A small request: if you decide you’d like a copy of either An Act of Defiance or Silence is My Mother Tongue, please consider ordering it direct from The Indigo Press or an independent bookshop. They’ll need all the support we can give in the current crisis.

The Indigo Press: London 2020 9781911648048 330 pages Paperback

The Book of Memory by Petina Gappah: Teasing out the threads

Cover imagePetina Gappah’s An Elegy for Easterly caused quite a stir when it was published back in 2009. Lots of rave reviews, then it won the Guardian First Book Award, but aside from commissioning a review for the magazine I was working on I ignored it. Short stories, you see. More fool me, if The Book of Memory is anything to go by. Within the first brief paragraph, Gappah manages to hook you with both a grisly death and the announcement that our narrator was sold to a strange man by her parents.

Memory is an albino black Zimbabwean on death row for the murder of Lloyd, the white man she went to live with when she was nine years old. She’s writing her story for an American journalist known for championing miscarriages of justice. Teased and shunned as a child, she listens inside her ramshackle home while the other children play their games, her skin too sensitive for the fierce sun. Hers is a family struck by tragedy leaving her mother unpredictable in her grief and Memory haunted by nightmares. When she’s asked to dress in her best clothes, she’s filled with joy then astonished when she’s introduced to a white man who hands a wad of cash to her mother. The following day she’s taken to his home, a beautiful old colonial house. She yearns to see her father again, but becomes used to the trappings of this new life shrugging off the racist rants of Lloyd’s brother-in-law and becoming immersed in books, still puzzling over why Lloyd has bought her from her parents and why they gave her up. Escaping the fallout of estrangement and betrayal from her first infatuation, she wins a scholarship to Cambridge. On her return all seems healed between her and Lloyd then one day she comes home to find him dead. Writing her story from her cell, she dredges her memory for answers to questions that have troubled her for years. Towards the end the whole sorry tale of what befell her parents and how she came into Lloyd’s care is unravelled.

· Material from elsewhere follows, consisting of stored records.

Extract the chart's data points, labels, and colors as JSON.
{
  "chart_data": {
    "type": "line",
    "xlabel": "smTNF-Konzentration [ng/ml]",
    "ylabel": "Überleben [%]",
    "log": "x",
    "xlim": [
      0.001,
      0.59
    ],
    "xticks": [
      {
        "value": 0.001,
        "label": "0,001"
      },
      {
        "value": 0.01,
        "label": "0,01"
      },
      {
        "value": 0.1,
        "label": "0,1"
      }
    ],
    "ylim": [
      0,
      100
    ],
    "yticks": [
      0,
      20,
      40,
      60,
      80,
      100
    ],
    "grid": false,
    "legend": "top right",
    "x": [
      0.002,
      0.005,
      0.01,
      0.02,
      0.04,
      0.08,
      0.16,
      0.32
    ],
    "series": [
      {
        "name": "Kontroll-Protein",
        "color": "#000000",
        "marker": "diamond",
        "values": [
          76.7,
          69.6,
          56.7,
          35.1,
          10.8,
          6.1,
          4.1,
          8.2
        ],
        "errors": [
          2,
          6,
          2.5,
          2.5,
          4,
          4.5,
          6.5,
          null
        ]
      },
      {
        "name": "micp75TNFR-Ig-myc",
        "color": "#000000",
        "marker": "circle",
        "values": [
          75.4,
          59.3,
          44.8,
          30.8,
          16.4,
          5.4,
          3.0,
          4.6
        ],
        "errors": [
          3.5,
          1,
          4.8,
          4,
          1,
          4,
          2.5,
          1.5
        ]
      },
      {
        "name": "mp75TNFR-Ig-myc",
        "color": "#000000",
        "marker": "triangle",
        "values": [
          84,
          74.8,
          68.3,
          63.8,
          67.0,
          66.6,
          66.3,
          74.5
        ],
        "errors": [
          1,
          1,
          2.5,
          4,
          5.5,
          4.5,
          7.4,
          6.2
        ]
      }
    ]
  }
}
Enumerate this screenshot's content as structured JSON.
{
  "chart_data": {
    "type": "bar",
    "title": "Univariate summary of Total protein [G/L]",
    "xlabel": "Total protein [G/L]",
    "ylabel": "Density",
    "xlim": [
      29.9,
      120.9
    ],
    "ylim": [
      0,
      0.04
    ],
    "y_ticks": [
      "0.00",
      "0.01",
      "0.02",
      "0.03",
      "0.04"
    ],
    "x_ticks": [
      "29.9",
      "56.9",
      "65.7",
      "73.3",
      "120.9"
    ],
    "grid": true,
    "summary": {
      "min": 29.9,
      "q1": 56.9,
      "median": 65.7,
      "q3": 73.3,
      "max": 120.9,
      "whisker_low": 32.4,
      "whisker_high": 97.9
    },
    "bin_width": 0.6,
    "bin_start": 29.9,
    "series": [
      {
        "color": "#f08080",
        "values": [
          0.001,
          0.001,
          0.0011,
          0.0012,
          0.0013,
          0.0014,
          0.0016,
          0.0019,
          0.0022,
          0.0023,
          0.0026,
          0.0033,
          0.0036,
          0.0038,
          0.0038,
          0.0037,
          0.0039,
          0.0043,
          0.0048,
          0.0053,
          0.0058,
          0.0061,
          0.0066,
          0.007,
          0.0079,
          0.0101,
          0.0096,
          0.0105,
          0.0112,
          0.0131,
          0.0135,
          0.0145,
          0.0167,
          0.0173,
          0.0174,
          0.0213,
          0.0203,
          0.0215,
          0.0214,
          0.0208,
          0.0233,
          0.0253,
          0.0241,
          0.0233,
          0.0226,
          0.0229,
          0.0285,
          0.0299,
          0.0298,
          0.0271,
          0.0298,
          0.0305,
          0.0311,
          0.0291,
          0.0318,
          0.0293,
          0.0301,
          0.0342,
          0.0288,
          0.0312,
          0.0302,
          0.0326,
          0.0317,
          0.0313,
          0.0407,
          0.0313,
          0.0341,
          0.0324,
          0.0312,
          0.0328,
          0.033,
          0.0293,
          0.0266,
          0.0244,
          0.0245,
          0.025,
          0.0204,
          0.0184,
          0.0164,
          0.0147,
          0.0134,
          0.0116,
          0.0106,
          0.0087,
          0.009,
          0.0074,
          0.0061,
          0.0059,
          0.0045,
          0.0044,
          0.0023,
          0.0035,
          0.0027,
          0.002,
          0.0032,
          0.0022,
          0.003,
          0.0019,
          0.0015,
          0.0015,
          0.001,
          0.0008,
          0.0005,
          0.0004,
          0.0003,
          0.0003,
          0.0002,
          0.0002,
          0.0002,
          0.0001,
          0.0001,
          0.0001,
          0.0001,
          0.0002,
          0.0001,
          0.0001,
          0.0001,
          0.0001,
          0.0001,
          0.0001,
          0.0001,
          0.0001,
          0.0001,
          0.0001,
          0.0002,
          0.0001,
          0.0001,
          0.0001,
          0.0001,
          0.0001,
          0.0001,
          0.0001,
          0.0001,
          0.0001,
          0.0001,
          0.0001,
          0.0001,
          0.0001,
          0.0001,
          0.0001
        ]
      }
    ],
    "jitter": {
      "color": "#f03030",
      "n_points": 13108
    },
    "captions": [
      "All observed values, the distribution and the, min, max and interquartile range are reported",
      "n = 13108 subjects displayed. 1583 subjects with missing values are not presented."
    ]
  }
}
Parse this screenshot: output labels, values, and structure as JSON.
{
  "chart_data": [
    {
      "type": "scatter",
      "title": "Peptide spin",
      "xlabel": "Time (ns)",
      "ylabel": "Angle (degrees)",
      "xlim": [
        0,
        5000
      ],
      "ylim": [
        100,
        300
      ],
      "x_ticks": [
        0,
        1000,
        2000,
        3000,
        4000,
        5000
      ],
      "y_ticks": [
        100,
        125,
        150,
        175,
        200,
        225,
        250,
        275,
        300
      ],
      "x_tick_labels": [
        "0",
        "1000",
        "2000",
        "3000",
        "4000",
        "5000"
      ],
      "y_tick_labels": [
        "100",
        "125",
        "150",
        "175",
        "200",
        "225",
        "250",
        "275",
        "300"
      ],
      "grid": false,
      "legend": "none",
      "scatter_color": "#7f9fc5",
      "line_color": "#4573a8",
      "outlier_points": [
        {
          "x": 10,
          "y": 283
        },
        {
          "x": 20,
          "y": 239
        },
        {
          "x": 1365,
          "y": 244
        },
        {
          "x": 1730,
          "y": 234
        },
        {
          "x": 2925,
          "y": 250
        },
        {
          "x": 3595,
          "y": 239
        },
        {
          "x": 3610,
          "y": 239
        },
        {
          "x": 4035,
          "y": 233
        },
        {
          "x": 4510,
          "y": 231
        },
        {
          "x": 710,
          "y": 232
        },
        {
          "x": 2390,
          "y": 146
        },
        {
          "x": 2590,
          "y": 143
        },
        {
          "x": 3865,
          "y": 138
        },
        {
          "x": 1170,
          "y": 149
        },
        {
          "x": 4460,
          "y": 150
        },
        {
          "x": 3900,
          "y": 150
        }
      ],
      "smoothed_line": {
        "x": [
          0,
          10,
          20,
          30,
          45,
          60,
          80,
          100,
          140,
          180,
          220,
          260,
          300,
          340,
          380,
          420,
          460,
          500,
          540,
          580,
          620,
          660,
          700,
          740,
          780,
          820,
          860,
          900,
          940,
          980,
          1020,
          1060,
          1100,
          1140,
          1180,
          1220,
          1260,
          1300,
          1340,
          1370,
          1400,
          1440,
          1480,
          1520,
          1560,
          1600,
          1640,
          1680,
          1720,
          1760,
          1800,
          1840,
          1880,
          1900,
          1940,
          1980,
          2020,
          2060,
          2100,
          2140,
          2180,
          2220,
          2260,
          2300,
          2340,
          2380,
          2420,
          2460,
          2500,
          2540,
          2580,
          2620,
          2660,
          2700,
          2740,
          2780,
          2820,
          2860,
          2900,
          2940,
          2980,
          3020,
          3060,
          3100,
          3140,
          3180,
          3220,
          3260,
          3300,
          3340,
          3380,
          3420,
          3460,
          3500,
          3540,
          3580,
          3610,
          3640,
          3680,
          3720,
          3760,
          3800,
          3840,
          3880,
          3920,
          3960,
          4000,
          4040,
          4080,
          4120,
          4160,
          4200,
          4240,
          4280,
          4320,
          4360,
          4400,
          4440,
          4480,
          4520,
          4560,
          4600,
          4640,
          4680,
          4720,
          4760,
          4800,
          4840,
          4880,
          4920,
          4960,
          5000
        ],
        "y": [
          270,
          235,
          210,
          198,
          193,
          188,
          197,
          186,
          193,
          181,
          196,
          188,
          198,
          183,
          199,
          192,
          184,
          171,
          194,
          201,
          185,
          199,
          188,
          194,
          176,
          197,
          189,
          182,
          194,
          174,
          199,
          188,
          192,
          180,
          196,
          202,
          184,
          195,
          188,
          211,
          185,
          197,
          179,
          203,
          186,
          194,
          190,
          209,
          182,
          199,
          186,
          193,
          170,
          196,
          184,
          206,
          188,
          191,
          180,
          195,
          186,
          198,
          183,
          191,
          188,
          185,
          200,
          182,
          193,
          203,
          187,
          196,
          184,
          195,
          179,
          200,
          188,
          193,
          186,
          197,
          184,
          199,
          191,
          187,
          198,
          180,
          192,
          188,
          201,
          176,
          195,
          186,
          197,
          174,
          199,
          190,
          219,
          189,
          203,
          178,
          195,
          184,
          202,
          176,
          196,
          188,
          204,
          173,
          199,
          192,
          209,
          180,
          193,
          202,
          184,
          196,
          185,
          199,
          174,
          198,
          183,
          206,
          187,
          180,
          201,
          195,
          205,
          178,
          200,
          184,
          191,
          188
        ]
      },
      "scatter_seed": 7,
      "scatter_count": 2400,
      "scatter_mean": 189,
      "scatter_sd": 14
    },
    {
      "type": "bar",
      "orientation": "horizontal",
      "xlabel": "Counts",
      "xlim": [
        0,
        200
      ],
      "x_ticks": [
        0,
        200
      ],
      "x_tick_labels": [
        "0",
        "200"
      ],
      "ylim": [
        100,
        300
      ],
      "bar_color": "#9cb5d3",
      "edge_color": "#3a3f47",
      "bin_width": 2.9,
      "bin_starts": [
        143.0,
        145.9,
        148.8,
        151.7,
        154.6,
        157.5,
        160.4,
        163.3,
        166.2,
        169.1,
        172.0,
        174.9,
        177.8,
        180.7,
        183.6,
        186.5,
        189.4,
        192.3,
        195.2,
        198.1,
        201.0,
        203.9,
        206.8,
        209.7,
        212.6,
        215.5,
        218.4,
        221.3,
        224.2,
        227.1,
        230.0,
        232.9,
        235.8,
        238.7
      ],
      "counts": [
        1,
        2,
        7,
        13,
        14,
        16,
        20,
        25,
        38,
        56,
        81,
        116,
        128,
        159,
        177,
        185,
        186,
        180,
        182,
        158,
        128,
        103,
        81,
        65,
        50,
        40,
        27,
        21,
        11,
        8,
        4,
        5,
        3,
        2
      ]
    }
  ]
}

Gappah teases out the threads of Memory’s past, slowly revealing her story, warning us that ‘It’s hard for the truth to emerge clearly from a twenty-year fog of distant memory’ then delivering a devastating denouement. Within the framework of Memory’s gripping story, a multitude of well-aimed barbs are shot at modern Zimbabwe. White society clings to its old colonial ways holding their June garden parties in the midst of the Zimbabwean winter. The superstitions of black culture which shuns Memory for her difference and brings misery upon her poor mother are lampooned. The corruption of the country’s political establishment unable to acknowledge the dire state of its prison is graphically conveyed in Gappah’s vivid word pictures. All this served up with a helping of acerbic humour in the form of prison banter and Memory’s acidic wit. It’s a very impressive first novel but not one likely to be published in her native country.